New subtotal of $601 in profit – acquisition cost of $300 (Google Adwords) = $301 in total profit

Now we play the extrapolation game, which is a Kansas city angel investor’s favorite game. If, on average the business spends $300, and makes $301 profit because of those actions – the business investor will extrapolate that data times what his or her cash infusion will do for the venture. For example, if $300,000 is spent on Adwords using this example, then the company will turn it into $601,000 with $301K of it being straight profit. Then the company reinvests the profit, over-and-over again, until it’s grown to a size where worthy of an acquisition. Then the angel investor will more than likely get back substantially more than they otherwise could have gotten with any other asset class such as real estate, art, or mutual funds.

This will be a very simplified version of their decision making process:

-What is the cost of customer acquisition? Is it provable (as in real data)? How many times did they run these experiments (the more times, the more valid the numbers you present will be)? Are the acquisition methods sustainable/replicable (if they were things you can’t do on a big scale, or won’t ever work again, then none of your work thus far really matters that much)?

-What is the lifetime chain value of a customer? Is it more than the cost of customer acquisition?

-How much do I have to give them to gas up this proven system (albeit on a small scale) to ensure they can get to their next milestone?
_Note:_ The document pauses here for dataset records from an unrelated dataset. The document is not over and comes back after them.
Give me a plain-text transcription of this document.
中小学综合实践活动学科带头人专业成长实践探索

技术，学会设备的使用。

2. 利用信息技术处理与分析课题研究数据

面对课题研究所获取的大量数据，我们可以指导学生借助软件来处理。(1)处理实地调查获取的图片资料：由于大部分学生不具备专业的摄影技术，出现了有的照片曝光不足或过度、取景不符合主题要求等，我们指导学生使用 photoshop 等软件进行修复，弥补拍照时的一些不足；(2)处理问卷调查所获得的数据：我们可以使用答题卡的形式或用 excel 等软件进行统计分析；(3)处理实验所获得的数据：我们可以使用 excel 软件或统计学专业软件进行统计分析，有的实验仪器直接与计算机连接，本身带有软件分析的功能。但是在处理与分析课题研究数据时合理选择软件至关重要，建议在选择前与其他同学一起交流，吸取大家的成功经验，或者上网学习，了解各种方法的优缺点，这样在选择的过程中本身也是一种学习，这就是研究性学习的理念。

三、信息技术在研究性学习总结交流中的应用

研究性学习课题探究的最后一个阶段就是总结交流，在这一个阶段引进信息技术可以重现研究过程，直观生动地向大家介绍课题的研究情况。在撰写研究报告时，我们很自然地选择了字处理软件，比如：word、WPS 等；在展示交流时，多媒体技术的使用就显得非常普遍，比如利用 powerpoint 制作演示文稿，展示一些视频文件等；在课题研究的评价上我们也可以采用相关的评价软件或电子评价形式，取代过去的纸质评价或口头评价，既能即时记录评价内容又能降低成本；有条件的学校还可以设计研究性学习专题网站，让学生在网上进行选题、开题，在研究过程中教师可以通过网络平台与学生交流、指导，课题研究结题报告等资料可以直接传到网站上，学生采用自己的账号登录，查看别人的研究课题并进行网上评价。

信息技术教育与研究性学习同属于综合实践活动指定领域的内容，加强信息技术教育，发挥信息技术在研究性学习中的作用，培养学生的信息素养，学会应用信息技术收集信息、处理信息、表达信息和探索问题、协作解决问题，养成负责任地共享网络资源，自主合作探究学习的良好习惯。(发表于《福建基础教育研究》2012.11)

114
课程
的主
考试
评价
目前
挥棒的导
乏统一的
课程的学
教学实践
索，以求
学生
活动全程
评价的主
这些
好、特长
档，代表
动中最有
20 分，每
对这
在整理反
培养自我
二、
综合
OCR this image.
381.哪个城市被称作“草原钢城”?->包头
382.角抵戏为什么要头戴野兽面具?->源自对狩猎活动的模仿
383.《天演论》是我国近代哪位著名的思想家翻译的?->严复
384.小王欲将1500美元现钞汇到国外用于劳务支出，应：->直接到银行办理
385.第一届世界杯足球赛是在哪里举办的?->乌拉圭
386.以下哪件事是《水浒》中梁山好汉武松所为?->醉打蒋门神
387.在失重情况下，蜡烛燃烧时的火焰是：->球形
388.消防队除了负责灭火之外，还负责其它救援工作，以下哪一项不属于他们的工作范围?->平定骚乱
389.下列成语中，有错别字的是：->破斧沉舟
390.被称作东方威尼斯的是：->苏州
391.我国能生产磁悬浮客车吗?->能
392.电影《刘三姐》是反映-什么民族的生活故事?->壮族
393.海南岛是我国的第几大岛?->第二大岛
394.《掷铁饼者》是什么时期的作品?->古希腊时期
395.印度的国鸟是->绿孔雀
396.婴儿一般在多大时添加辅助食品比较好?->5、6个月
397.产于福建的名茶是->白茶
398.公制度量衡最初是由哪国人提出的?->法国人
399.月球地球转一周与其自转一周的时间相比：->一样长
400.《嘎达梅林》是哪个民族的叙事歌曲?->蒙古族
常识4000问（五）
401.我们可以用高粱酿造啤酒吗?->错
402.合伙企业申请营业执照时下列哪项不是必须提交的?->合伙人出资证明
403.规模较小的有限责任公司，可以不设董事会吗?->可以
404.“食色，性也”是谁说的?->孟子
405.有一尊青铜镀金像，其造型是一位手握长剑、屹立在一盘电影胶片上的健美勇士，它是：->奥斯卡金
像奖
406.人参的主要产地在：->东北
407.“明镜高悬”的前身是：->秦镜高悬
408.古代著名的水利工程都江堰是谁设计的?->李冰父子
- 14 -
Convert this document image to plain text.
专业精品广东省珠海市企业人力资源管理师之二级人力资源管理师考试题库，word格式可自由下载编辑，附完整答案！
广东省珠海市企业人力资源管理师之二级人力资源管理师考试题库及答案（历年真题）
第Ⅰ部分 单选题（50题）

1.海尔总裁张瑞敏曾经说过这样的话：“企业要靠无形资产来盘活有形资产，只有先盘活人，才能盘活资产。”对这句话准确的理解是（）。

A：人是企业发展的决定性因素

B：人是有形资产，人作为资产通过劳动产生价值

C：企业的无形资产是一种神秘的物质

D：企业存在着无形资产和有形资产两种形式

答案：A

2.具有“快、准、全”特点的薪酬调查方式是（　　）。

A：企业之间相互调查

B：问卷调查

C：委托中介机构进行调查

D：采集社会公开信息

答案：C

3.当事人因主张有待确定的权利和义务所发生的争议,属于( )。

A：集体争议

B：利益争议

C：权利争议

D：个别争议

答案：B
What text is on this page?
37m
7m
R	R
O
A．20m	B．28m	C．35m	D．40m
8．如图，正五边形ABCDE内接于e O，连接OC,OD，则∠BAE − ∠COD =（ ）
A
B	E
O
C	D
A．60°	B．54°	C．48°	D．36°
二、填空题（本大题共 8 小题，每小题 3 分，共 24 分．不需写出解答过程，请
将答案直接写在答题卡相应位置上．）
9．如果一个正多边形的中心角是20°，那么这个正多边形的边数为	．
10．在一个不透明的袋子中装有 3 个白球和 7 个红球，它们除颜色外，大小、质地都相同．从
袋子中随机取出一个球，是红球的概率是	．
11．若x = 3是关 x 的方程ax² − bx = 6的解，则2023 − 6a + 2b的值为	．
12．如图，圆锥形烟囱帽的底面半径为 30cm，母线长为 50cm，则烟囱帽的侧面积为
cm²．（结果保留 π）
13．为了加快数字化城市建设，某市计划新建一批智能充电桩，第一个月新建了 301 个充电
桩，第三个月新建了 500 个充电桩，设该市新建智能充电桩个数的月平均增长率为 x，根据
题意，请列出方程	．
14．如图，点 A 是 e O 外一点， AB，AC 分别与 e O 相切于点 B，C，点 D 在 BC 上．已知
The stipulation we’d like to expand upon from these last questions the Kansas City angel investors will be asking themselves is that of the sustainability of the acquisition channel; or in other words, was the method used to acquire said customers done in a replicable fashion? In this example, it was – because she used Google AdWords. Google will always take more of your money and display more of your ads. This means the strategy scales smoothly. Whereas if you’re trying to tout an impressive profit on your customer acquisition costs, but it’s because you had a random video go viral – this won’t be as impressive. This means that to continue to grow, or ramp up the speed at which it’s growing, you’d have to create another viral video. Which is obviously, not very likely.